Since 2016, Salem has chaired the DCPA’s capital campaign to renovate the Bonfils Theatre Complex, including improvements to three theatres and upgrades to the main lobby. The DCPA is more than 92 percent of the way toward its $36 million fundraising goal, which has been boosted by $19 million from Denver bond funds.
“I have a passion for the performing arts and the creativity it promotes in people of all ages,” Salem said.
But the largest regional arts center between Chicago and Los Angeles has been mostly quiet since the pandemic because of the shuttering of national Broadway touring productions, profits from which largely fund other programming there. The DCPA has estimated a loss of $80 million in unrealized ticket revenue since March 2020. Touring productions won’t resume until Disney’s “The Lion King” comes back to the Buell Theatre in December, and no official resumption of the homegrown DCPA Theatre Company’s programming has yet been announced.
But soon, Salem said, “with the completion of the Bonfils Theatre Complex renovation and the resumption of programming later this year, the DCPA has the opportunity to connect more deeply with our growing and increasingly diverse community.”
Added DCPA President & CEO Janice Sinden: “Working with Hassan, Martin, our dedicated board and our devoted team members, we are prepared to recover from the past year and reemerge resilient and ready to reconnect with our community.”
Semple has been the Denver Center’s legal representative since 1978, when he was recruited by founder Donald R. Seawell to handle dicey labor negotiations on the construction of the Boettcher Concert Hall.
“Hassan has been an active, dedicated member of the DCPA family for 30 years,” Semple said. “His natural progression from patron and donor to Trustee and ultimately Chairman reflects the commitment he feels to this organization.”
Through Salem, U.S. Bank has forged an 18-year collaboration with the DCPA that has focused largely on its educational programs.

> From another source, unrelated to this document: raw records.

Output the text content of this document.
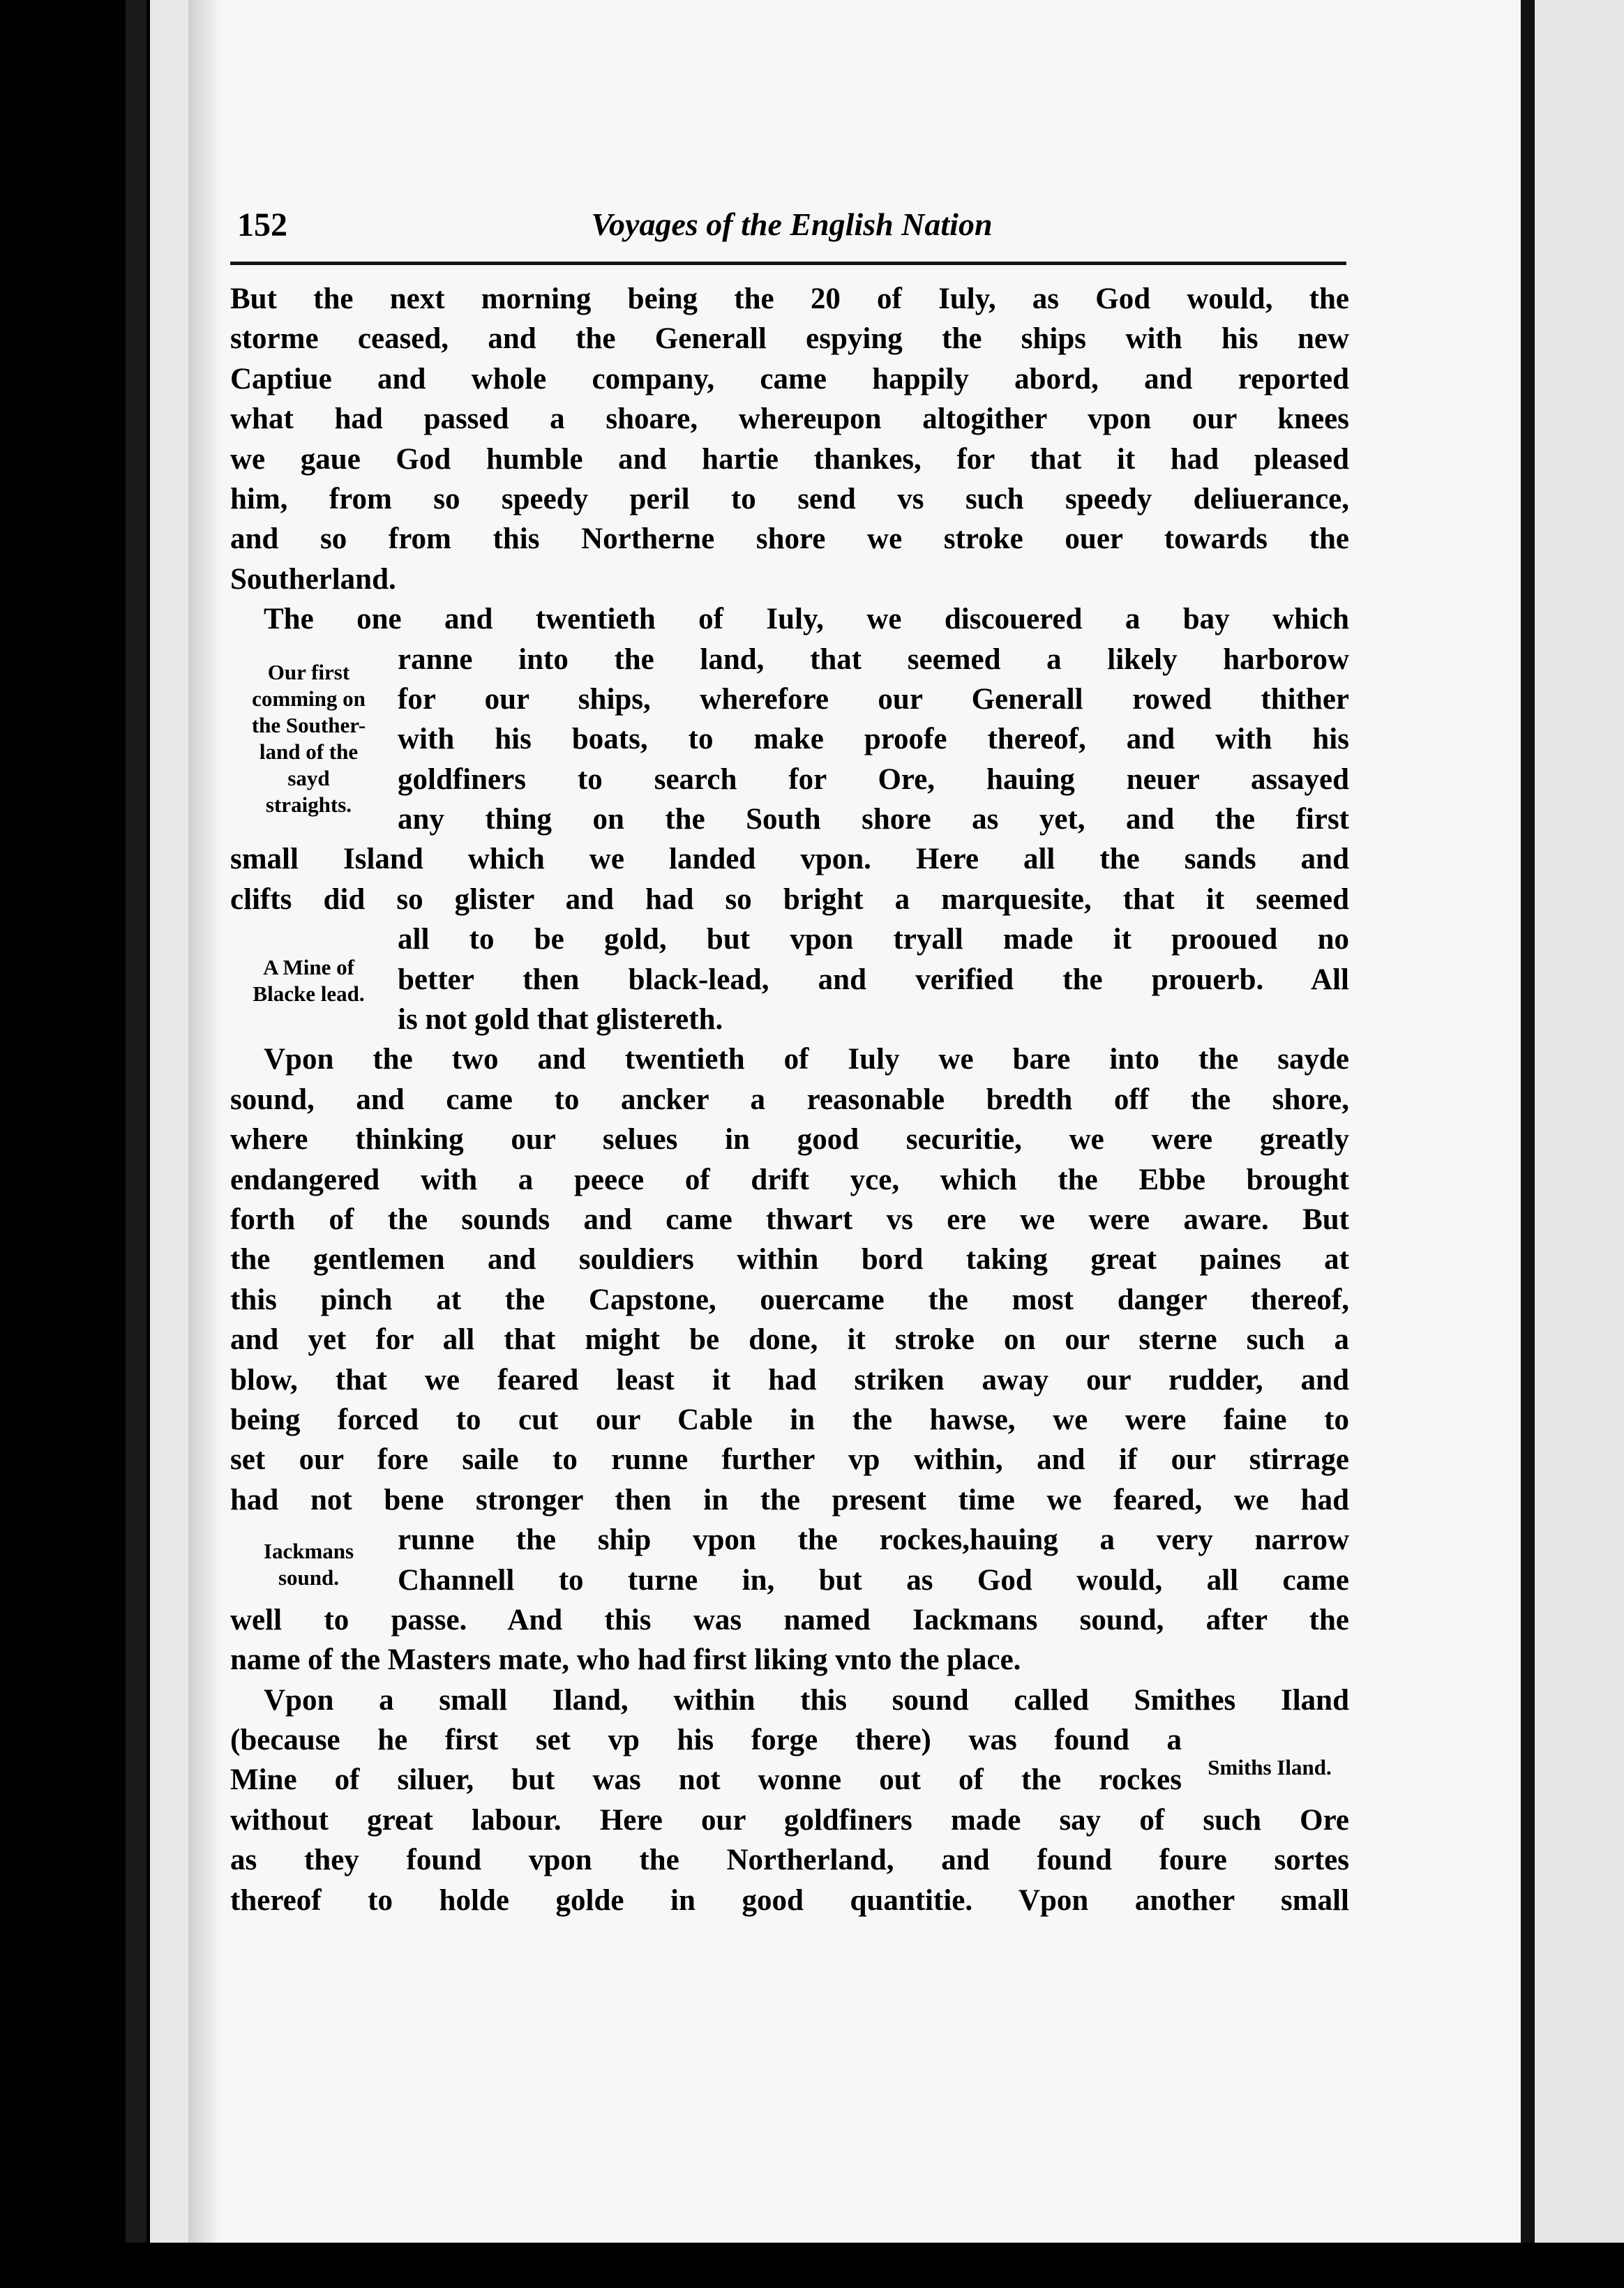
152	Voyages of the English Nation
But the next morning being the 20 of Iuly, as God would, the
storme ceased, and the Generall espying the ships with his new
Captiue and whole company, came happily abord, and reported
what had passed a shoare, whereupon altogither vpon our knees
we gaue God humble and hartie thankes, for that it had pleased
him, from so speedy peril to send vs such speedy deliuerance,
and so from this Northerne shore we stroke ouer towards the
Southerland.
The one and twentieth of Iuly, we discouered a bay which
ranne into the land, that seemed a likely harborow
for our ships, wherefore our Generall rowed thither
with his boats, to make proofe thereof, and with his
goldfiners to search for Ore, hauing neuer assayed
any thing on the South shore as yet, and the first
small Island which we landed vpon. Here all the sands and
clifts did so glister and had so bright a marquesite, that it seemed
all to be gold, but vpon tryall made it prooued no
better then black-lead, and verified the prouerb. All
is not gold that glistereth.
Vpon the two and twentieth of Iuly we bare into the sayde
sound, and came to ancker a reasonable bredth off the shore,
where thinking our selues in good securitie, we were greatly
endangered with a peece of drift yce, which the Ebbe brought
forth of the sounds and came thwart vs ere we were aware. But
the gentlemen and souldiers within bord taking great paines at
this pinch at the Capstone, ouercame the most danger thereof,
and yet for all that might be done, it stroke on our sterne such a
blow, that we feared least it had striken away our rudder, and
being forced to cut our Cable in the hawse, we were faine to
set our fore saile to runne further vp within, and if our stirrage
had not bene stronger then in the present time we feared, we had
runne the ship vpon the rockes,hauing a very narrow
Channell to turne in, but as God would, all came
well to passe. And this was named Iackmans sound, after the
name of the Masters mate, who had first liking vnto the place.
Vpon a small Iland, within this sound called Smithes Iland
(because he first set vp his forge there) was found a
Mine of siluer, but was not wonne out of the rockes
without great labour. Here our goldfiners made say of such Ore
as they found vpon the Northerland, and found foure sortes
thereof to holde golde in good quantitie. Vpon another small
Our first
comming on
the Souther-
land of the
sayd
straights.
A Mine of
Blacke lead.
Iackmans
sound.
Smiths Iland.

“The Denver Center is one of those crown jewels that does so much to provide a wealth of educational programs for our community that it was just natural for us to help the organization become even that much more important in this community,” Salem said.

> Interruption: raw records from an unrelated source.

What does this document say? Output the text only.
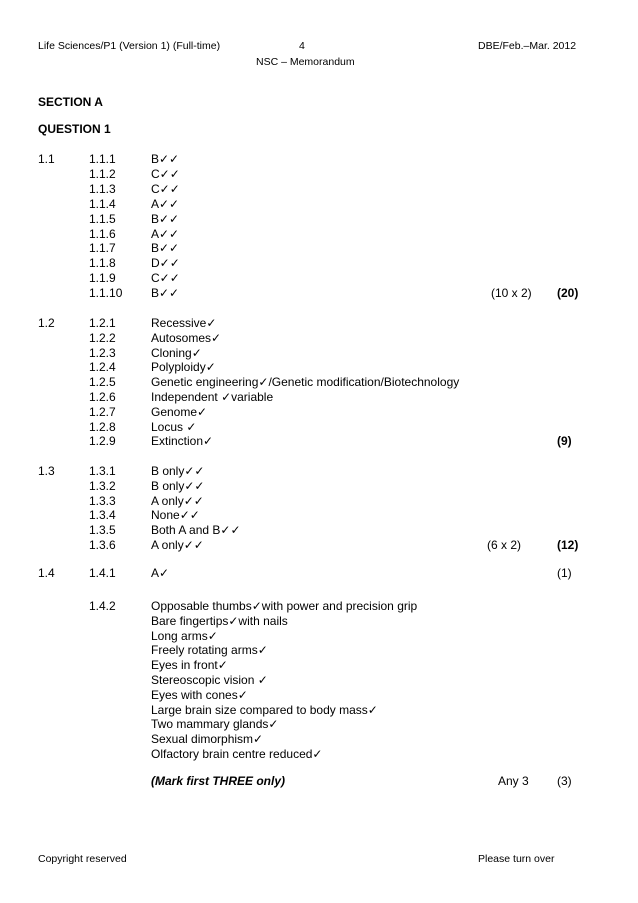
Life Sciences/P1 (Version 1) (Full-time)	4	DBE/Feb.–Mar. 2012
NSC – Memorandum
SECTION A
QUESTION 1
1.1	1.1.1	B✓✓
1.1.2	C✓✓
1.1.3	C✓✓
1.1.4	A✓✓
1.1.5	B✓✓
1.1.6	A✓✓
1.1.7	B✓✓
1.1.8	D✓✓
1.1.9	C✓✓
1.1.10 B✓✓	(10 x 2) (20)
1.2	1.2.1	Recessive✓
1.2.2	Autosomes✓
1.2.3	Cloning✓
1.2.4	Polyploidy✓
1.2.5	Genetic engineering✓/Genetic modification/Biotechnology
1.2.6	Independent ✓variable
1.2.7	Genome✓
1.2.8	Locus ✓
1.2.9	Extinction✓	(9)
1.3	1.3.1	B only✓✓
1.3.2	B only✓✓
1.3.3	A only✓✓
1.3.4	None✓✓
1.3.5	Both A and B✓✓
1.3.6	A only✓✓	(6 x 2)	(12)
1.4	1.4.1	A✓	(1)
1.4.2	Opposable thumbs✓with power and precision grip
Bare fingertips✓with nails
Long arms✓
Freely rotating arms✓
Eyes in front✓
Stereoscopic vision ✓
Eyes with cones✓
Large brain size compared to body mass✓
Two mammary glands✓
Sexual dimorphism✓
Olfactory brain centre reduced✓
(Mark first THREE only)	Any 3 (3)
Copyright reserved	Please turn over
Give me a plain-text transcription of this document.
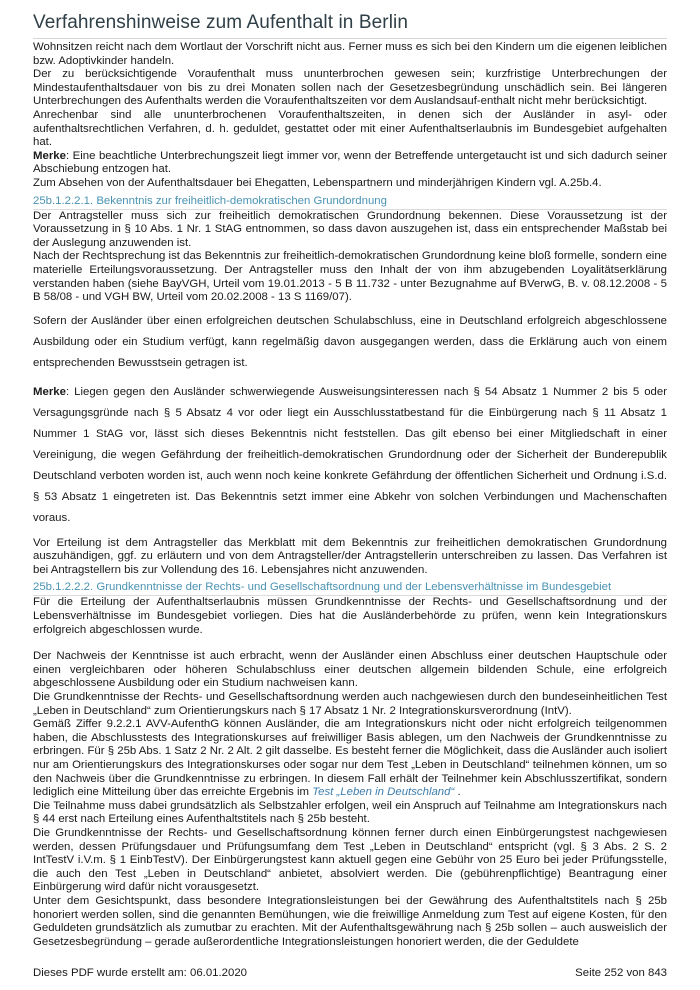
Verfahrenshinweise zum Aufenthalt in Berlin

Wohnsitzen reicht nach dem Wortlaut der Vorschrift nicht aus. Ferner muss es sich bei den Kindern um die eigenen leiblichen bzw. Adoptivkinder handeln.

Der zu berücksichtigende Voraufenthalt muss ununterbrochen gewesen sein; kurzfristige Unterbrechungen der Mindestaufenthaltsdauer von bis zu drei Monaten sollen nach der Gesetzesbegründung unschädlich sein. Bei längeren Unterbrechungen des Aufenthalts werden die Voraufenthaltszeiten vor dem Auslandsauf-enthalt nicht mehr berücksichtigt.

Anrechenbar sind alle ununterbrochenen Voraufenthaltszeiten, in denen sich der Ausländer in asyl- oder aufenthaltsrechtlichen Verfahren, d. h. geduldet, gestattet oder mit einer Aufenthaltserlaubnis im Bundesgebiet aufgehalten hat.

Merke: Eine beachtliche Unterbrechungszeit liegt immer vor, wenn der Betreffende untergetaucht ist und sich dadurch seiner Abschiebung entzogen hat.

Zum Absehen von der Aufenthaltsdauer bei Ehegatten, Lebenspartnern und minderjährigen Kindern vgl. A.25b.4.

25b.1.2.2.1. Bekenntnis zur freiheitlich-demokratischen Grundordnung

Der Antragsteller muss sich zur freiheitlich demokratischen Grundordnung bekennen. Diese Voraussetzung ist der Voraussetzung in § 10 Abs. 1 Nr. 1 StAG entnommen, so dass davon auszugehen ist, dass ein entsprechender Maßstab bei der Auslegung anzuwenden ist.

Nach der Rechtsprechung ist das Bekenntnis zur freiheitlich-demokratischen Grundordnung keine bloß formelle, sondern eine materielle Erteilungsvoraussetzung. Der Antragsteller muss den Inhalt der von ihm abzugebenden Loyalitätserklärung verstanden haben (siehe BayVGH, Urteil vom 19.01.2013 - 5 B 11.732 - unter Bezugnahme auf BVerwG, B. v. 08.12.2008 - 5 B 58/08 - und VGH BW, Urteil vom 20.02.2008 - 13 S 1169/07).

Sofern der Ausländer über einen erfolgreichen deutschen Schulabschluss, eine in Deutschland erfolgreich abgeschlossene Ausbildung oder ein Studium verfügt, kann regelmäßig davon ausgegangen werden, dass die Erklärung auch von einem entsprechenden Bewusstsein getragen ist.

Merke: Liegen gegen den Ausländer schwerwiegende Ausweisungsinteressen nach § 54 Absatz 1 Nummer 2 bis 5 oder Versagungsgründe nach § 5 Absatz 4 vor oder liegt ein Ausschlusstatbestand für die Einbürgerung nach § 11 Absatz 1 Nummer 1 StAG vor, lässt sich dieses Bekenntnis nicht feststellen. Das gilt ebenso bei einer Mitgliedschaft in einer Vereinigung, die wegen Gefährdung der freiheitlich-demokratischen Grundordnung oder der Sicherheit der Bunderepublik Deutschland verboten worden ist, auch wenn noch keine konkrete Gefährdung der öffentlichen Sicherheit und Ordnung i.S.d. § 53 Absatz 1 eingetreten ist. Das Bekenntnis setzt immer eine Abkehr von solchen Verbindungen und Machenschaften voraus.

Vor Erteilung ist dem Antragsteller das Merkblatt mit dem Bekenntnis zur freiheitlichen demokratischen Grundordnung auszuhändigen, ggf. zu erläutern und von dem Antragsteller/der Antragstellerin unterschreiben zu lassen. Das Verfahren ist bei Antragstellern bis zur Vollendung des 16. Lebensjahres nicht anzuwenden.

25b.1.2.2.2. Grundkenntnisse der Rechts- und Gesellschaftsordnung und der Lebensverhältnisse im Bundesgebiet

Für die Erteilung der Aufenthaltserlaubnis müssen Grundkenntnisse der Rechts- und Gesellschaftsordnung und der Lebensverhältnisse im Bundesgebiet vorliegen. Dies hat die Ausländerbehörde zu prüfen, wenn kein Integrationskurs erfolgreich abgeschlossen wurde.

Der Nachweis der Kenntnisse ist auch erbracht, wenn der Ausländer einen Abschluss einer deutschen Hauptschule oder einen vergleichbaren oder höheren Schulabschluss einer deutschen allgemein bildenden Schule, eine erfolgreich abgeschlossene Ausbildung oder ein Studium nachweisen kann.

Die Grundkenntnisse der Rechts- und Gesellschaftsordnung werden auch nachgewiesen durch den bundeseinheitlichen Test „Leben in Deutschland“ zum Orientierungskurs nach § 17 Absatz 1 Nr. 2 Integrationskursverordnung (IntV).

Gemäß Ziffer 9.2.2.1 AVV-AufenthG können Ausländer, die am Integrationskurs nicht oder nicht erfolgreich teilgenommen haben, die Abschlusstests des Integrationskurses auf freiwilliger Basis ablegen, um den Nachweis der Grundkenntnisse zu erbringen. Für § 25b Abs. 1 Satz 2 Nr. 2 Alt. 2 gilt dasselbe. Es besteht ferner die Möglichkeit, dass die Ausländer auch isoliert nur am Orientierungskurs des Integrationskurses oder sogar nur dem Test „Leben in Deutschland“ teilnehmen können, um so den Nachweis über die Grundkenntnisse zu erbringen. In diesem Fall erhält der Teilnehmer kein Abschlusszertifikat, sondern lediglich eine Mitteilung über das erreichte Ergebnis im Test „Leben in Deutschland“ .

Die Teilnahme muss dabei grundsätzlich als Selbstzahler erfolgen, weil ein Anspruch auf Teilnahme am Integrationskurs nach § 44 erst nach Erteilung eines Aufenthaltstitels nach § 25b besteht.

Die Grundkenntnisse der Rechts- und Gesellschaftsordnung können ferner durch einen Einbürgerungstest nachgewiesen werden, dessen Prüfungsdauer und Prüfungsumfang dem Test „Leben in Deutschland“ entspricht (vgl. § 3 Abs. 2 S. 2 IntTestV i.V.m. § 1 EinbTestV). Der Einbürgerungstest kann aktuell gegen eine Gebühr von 25 Euro bei jeder Prüfungsstelle, die auch den Test „Leben in Deutschland“ anbietet, absolviert werden. Die (gebührenpflichtige) Beantragung einer Einbürgerung wird dafür nicht vorausgesetzt.

Unter dem Gesichtspunkt, dass besondere Integrationsleistungen bei der Gewährung des Aufenthaltstitels nach § 25b honoriert werden sollen, sind die genannten Bemühungen, wie die freiwillige Anmeldung zum Test auf eigene Kosten, für den Geduldeten grundsätzlich als zumutbar zu erachten. Mit der Aufenthaltsgewährung nach § 25b sollen – auch ausweislich der Gesetzesbegründung – gerade außerordentliche Integrationsleistungen honoriert werden, die der Geduldete

Dieses PDF wurde erstellt am: 06.01.2020	Seite 252 von 843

Salem’s only predecessors have been Seawell, Daniel L. Ritchie and Semple, who retires as the last active person whose roots with the organization go back to before its official opening in 1979. Semple, a partner in the Denver law firm of Semple, Farrington & Everall, attended the Denver Center Theatre Company’s first performance – “The Caucasian Chalk Circle,” starring Tyne Daly.

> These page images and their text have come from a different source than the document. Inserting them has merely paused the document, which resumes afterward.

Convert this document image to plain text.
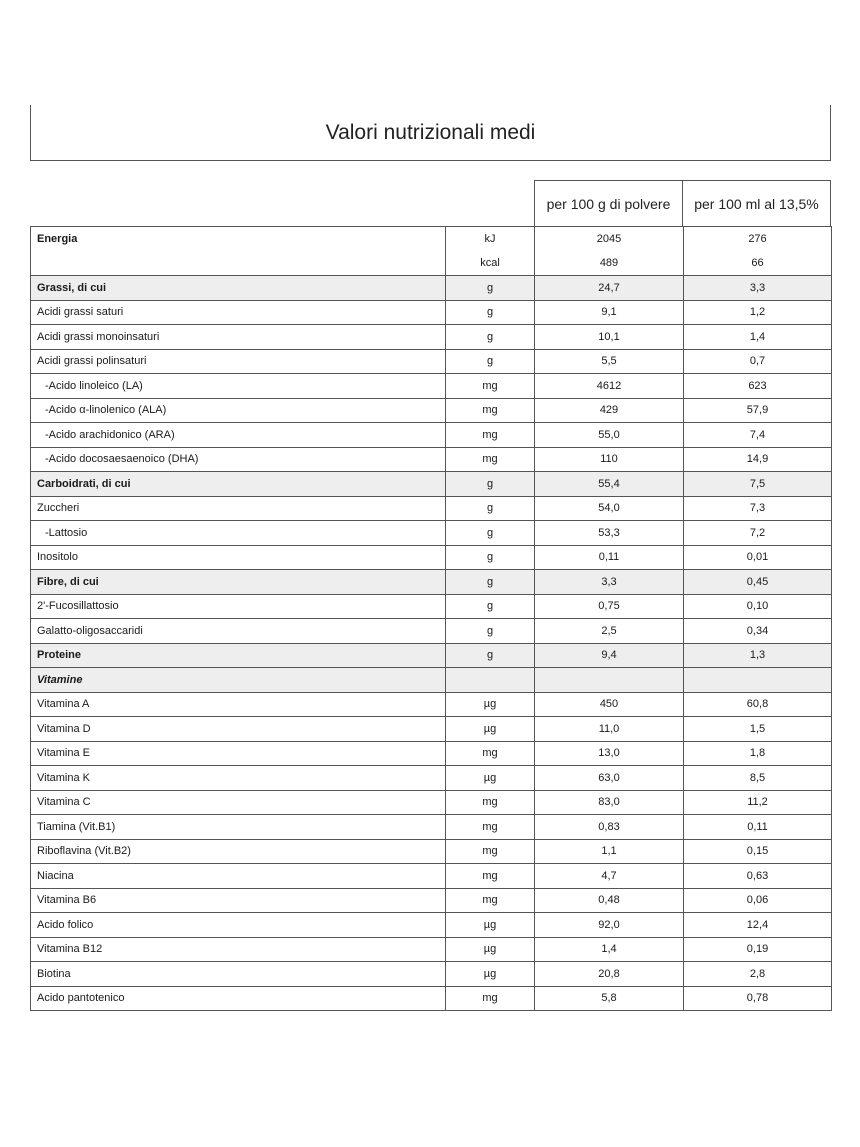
Valori nutrizionali medi
per 100 g di polvere	per 100 ml al 13,5%
Energia	kJ	2045	276
	kcal	489	66
Grassi, di cui	g	24,7	3,3
Acidi grassi saturi	g	9,1	1,2
Acidi grassi monoinsaturi	g	10,1	1,4
Acidi grassi polinsaturi	g	5,5	0,7
-Acido linoleico (LA)	mg	4612	623
-Acido α-linolenico (ALA)	mg	429	57,9
-Acido arachidonico (ARA)	mg	55,0	7,4
-Acido docosaesaenoico (DHA)	mg	110	14,9
Carboidrati, di cui	g	55,4	7,5
Zuccheri	g	54,0	7,3
-Lattosio	g	53,3	7,2
Inositolo	g	0,11	0,01
Fibre, di cui	g	3,3	0,45
2'-Fucosillattosio	g	0,75	0,10
Galatto-oligosaccaridi	g	2,5	0,34
Proteine	g	9,4	1,3
Vitamine			
Vitamina A	µg	450	60,8
Vitamina D	µg	11,0	1,5
Vitamina E	mg	13,0	1,8
Vitamina K	µg	63,0	8,5
Vitamina C	mg	83,0	11,2
Tiamina (Vit.B1)	mg	0,83	0,11
Riboflavina (Vit.B2)	mg	1,1	0,15
Niacina	mg	4,7	0,63
Vitamina B6	mg	0,48	0,06
Acido folico	µg	92,0	12,4
Vitamina B12	µg	1,4	0,19
Biotina	µg	20,8	2,8
Acido pantotenico	mg	5,8	0,78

“I had never heard of ‘The Caucasian Chalk Circle,’ frankly, and I was blown away by the production,” Semple said. “I thought it was as good as anything I had ever seen in New York or London. I just knew then that we had something really special here in Denver.”
Semple and his wife, Jo, will be the namesakes of the Space Theatre lobby when it eventually reopens from the COVID shutdown.
Salem grew up in a small town outside of Dubai in the United Arab Emirates. But, he says, “Denver is my hometown.” Salem grew up aspiring to be either a professional soccer player or an engineer. He moved to Denver in 1991 and started a family with his wife, Sheila, after graduating from the University of Arizona with a bachelor’s degree in economics.
“Denver was a very appealing place for us to live and a great place to raise a family, so we decided to make Denver home,” Salem said. “When we first moved here, I loved sports. I hadn’t gone to the theater much, but my wife was very interested in it, and she arranged for us to see the national touring production of ‘Miss Saigon.’ I was hooked. I really fell in love with the performances. From that day on, live theatre became something we have really enjoyed as a family.”
Salem began his career as a teller with then-Colorado National Bank and was promoted to Head of Commercial Banking in 2020. Today, Hassan’s group reports annual sales of services to middle-market companies at between $25 million and $1 billion. Salem is also known as one of the ski industry’s leading lenders.
Salem joined the DCPA Board in 2014. He is also a board member for Delta Dental of Colorado and Colorado Concern. He is an executive committee member of Colorado Succeeds and a Trustee for the Denver Area Council of Boy Scouts of America. He is also a graduate of the 2004 Leadership Denver program and a member of the Young Presidents’ Organization.